Will certified e-mail stop spam? (was: unsubscribing... etc)

Peter plp-ysDPMY98cNQDDBjDh4tngg at public.gmane.org
Tue Apr 18 01:14:46 UTC 2006


On Mon, 17 Apr 2006, Lennart Sorensen wrote:

> On Mon, Apr 17, 2006 at 09:16:02PM +0300, Peter wrote:
>> True. But port 25 incoming has nothing to do with spam sending. Current
>> botnets send spam by forging packets or so it seems.
>
> Sure it does.  It has a lot to do with sending spam.  If your ISP blocks
> outgoing port 25, then you can't make a connection to any mailserver
> anywhere, so you can't send any email at all.  The only place you can
> send email is through the ISP email server, and then they have a log of
> who did it and when.  It is probably the single most effective thing an
> ISP can do, much as I personally hate not being able to do my own email
> server.

But that would be a 'properly' (ahem) configured ISP. We are talking 
about the _other_ ones. Plus, you said, yourself, what is wrong with 
that. Obviously the blocking of outgoing 25 won't pull in many customers 
at a colocated server farm or any ISP interested in supplying power 
users in general.

>> Port 25 has nothing to do with it on the sending side.

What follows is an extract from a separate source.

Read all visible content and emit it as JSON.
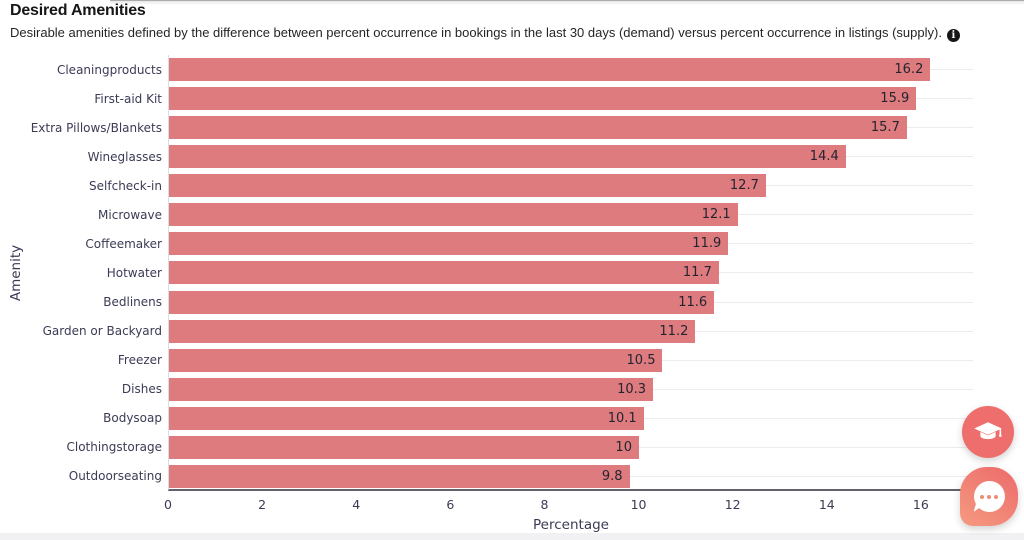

The packets are
>> forged, header, origin port and everything.
>
> You can't forge the destination, which is port 25 on some mail server.
> It has everything to do with sending.  You have to connect to deliver.

Yes, you can. The case of a 'bsofh' ISP is not what I was considering. 
Most spam origins aren't like that at all. They are _too_ lax.